Bortezomib could be more effective than standard therapies for antibody-mediated rejection and acute cellular rejection in renal transplant recipients, according to a pilot study led by Steve Woodle of the University of Cincinnati.

“We have not been impressed with the clinical results of currently available agents”, says Woodle. “Our impression was that many patients experience severe damage and lose their kidney transplants within relatively short periods of time—months to 1–2 years—after therapy for antibody-mediated rejection.” Standard treatments do not directly affect plasma cells, which are the major source of antibodies.

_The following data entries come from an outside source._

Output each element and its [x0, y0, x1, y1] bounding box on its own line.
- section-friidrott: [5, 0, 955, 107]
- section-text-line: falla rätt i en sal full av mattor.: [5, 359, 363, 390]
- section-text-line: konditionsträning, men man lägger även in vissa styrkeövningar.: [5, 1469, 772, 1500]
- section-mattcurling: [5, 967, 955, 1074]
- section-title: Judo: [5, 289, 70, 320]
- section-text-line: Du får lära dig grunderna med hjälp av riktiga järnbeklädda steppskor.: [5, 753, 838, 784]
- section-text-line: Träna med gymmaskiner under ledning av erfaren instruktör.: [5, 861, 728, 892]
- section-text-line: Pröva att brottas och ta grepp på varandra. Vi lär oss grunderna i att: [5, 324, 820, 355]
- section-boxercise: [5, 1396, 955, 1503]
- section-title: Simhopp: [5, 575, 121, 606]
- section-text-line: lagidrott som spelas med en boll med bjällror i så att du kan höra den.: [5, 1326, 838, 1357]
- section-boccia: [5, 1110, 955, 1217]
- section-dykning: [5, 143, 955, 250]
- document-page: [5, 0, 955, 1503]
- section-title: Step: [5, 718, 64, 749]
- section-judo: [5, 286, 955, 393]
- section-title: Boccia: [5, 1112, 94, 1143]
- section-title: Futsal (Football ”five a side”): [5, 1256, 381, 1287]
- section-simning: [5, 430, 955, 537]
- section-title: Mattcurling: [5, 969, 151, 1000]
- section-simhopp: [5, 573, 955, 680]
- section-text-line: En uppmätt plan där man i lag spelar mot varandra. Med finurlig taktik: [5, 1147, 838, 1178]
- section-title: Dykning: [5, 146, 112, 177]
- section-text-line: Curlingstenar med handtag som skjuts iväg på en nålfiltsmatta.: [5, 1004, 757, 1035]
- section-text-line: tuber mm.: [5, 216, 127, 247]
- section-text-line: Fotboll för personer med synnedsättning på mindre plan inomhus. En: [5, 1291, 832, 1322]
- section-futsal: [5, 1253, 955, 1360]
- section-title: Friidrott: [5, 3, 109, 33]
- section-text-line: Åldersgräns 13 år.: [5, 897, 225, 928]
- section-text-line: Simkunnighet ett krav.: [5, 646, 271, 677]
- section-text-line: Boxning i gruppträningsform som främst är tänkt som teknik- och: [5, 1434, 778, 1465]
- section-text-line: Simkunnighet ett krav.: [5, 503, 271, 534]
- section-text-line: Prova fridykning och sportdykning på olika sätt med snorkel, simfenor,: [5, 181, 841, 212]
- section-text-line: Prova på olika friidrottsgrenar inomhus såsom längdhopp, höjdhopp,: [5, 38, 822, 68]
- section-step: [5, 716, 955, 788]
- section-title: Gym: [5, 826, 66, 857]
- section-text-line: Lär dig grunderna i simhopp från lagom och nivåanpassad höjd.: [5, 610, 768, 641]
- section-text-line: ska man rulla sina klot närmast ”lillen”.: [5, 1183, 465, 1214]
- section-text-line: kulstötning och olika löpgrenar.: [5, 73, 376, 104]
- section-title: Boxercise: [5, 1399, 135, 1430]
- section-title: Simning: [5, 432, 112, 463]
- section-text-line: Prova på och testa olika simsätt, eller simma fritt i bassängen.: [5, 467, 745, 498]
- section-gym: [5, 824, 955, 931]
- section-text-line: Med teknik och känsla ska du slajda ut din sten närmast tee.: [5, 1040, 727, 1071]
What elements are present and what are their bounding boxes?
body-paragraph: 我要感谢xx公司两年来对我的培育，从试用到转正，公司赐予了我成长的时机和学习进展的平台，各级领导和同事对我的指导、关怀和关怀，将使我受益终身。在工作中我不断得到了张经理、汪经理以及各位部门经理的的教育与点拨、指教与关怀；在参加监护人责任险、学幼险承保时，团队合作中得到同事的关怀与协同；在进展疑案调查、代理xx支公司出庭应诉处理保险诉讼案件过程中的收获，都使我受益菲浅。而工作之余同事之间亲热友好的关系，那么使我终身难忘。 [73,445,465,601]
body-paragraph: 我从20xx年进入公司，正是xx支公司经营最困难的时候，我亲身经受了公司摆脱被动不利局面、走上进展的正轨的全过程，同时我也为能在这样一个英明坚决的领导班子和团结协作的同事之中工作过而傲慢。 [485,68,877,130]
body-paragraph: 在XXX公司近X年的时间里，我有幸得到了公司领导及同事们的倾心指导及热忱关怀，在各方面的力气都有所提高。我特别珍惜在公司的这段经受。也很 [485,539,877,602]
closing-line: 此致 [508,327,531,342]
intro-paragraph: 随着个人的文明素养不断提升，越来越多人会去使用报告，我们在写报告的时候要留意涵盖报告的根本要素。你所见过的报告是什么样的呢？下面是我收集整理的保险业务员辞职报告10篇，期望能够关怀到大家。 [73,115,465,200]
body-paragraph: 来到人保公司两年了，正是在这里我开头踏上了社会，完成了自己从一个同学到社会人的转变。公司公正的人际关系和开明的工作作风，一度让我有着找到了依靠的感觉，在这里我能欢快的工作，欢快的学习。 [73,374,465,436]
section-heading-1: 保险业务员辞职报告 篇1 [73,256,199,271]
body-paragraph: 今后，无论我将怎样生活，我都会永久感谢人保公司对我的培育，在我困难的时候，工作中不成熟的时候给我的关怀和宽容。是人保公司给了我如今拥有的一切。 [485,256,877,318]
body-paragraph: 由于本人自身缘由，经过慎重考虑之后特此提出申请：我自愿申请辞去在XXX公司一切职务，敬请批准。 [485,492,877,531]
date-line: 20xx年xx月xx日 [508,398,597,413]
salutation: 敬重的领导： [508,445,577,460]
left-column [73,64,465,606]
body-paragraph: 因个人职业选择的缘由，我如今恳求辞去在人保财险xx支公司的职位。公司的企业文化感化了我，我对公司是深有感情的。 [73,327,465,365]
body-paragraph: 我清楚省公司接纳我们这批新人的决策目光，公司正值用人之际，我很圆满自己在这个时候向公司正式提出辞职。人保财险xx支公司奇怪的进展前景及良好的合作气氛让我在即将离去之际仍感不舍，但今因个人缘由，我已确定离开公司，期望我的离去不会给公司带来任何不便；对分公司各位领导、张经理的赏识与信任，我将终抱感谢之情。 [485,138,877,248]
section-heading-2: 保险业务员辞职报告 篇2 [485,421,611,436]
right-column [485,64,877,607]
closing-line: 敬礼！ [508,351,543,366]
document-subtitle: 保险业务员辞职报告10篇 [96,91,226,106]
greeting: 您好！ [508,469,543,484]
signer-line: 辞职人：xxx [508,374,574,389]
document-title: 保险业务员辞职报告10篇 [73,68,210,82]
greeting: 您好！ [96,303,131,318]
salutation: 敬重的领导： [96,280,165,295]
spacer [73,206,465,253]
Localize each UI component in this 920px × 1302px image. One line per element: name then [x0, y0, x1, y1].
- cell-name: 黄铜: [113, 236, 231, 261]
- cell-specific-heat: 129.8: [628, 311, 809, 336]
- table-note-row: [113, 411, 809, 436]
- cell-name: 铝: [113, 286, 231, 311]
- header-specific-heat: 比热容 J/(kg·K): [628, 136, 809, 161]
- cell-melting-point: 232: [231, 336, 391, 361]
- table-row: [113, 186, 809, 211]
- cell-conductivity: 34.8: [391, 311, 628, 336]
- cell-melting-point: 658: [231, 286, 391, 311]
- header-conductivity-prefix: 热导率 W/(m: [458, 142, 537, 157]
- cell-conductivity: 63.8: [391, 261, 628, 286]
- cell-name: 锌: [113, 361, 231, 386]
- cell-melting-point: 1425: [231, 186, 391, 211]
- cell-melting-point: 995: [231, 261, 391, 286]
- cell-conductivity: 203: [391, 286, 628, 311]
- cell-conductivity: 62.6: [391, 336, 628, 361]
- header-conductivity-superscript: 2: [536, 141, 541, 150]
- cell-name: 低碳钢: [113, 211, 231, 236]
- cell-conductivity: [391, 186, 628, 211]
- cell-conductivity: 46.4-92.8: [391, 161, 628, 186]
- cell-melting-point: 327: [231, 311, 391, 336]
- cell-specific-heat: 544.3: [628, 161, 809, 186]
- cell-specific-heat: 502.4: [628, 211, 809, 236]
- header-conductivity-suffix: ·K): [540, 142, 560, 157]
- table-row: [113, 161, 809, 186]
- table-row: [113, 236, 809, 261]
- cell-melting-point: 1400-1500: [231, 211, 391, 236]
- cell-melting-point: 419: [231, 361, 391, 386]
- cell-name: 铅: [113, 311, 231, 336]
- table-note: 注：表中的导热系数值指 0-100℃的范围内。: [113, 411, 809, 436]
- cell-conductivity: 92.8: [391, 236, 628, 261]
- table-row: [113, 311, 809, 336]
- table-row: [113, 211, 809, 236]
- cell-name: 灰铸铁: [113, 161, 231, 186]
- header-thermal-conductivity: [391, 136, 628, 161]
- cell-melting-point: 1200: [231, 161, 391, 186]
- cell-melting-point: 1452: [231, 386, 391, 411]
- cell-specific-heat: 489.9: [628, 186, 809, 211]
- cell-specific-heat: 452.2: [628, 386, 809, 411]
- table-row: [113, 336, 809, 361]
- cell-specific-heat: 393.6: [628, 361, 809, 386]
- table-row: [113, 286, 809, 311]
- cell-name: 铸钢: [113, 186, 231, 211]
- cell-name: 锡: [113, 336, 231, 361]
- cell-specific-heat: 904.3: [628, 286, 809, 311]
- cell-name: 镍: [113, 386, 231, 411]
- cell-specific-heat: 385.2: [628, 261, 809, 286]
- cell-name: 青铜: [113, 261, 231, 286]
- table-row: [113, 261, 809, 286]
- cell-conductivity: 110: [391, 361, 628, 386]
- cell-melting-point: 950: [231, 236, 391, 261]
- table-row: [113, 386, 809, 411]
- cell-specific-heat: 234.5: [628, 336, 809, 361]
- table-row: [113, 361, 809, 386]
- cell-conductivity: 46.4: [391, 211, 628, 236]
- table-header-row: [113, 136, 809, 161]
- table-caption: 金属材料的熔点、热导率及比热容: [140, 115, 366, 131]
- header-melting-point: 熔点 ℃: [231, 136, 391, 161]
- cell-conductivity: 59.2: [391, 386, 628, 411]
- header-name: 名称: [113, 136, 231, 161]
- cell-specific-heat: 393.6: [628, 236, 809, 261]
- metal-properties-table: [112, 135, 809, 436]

In their search for agents with activity against plasma cells, the Woodle group selected the proteasome inhibitor bortezomib, licensed by the FDA for the treatment of multiple myeloma. This drug successfully treated eight episodes of concomitant antibody-mediated rejection and acute cellular rejection in six kidney or kidney–pancreas transplant recipients who failed to respond to standard therapies. All patients showed biopsy-confirmed resolution or improvement of rejection, with marked declines in donor-specific antibody levels. Adverse events related to bortezomib resolved satisfactorily. “We were impressed that with only a single cycle of the drug, such marked improvement could be observed”, says Woodle.

Four clinical trials of bortezomib in different clinical settings are planned. “We will be moving beyond antibody-mediated rejection into more-chronic states where alloantibody is believed to play an important pathogenetic role”, explains Woodle.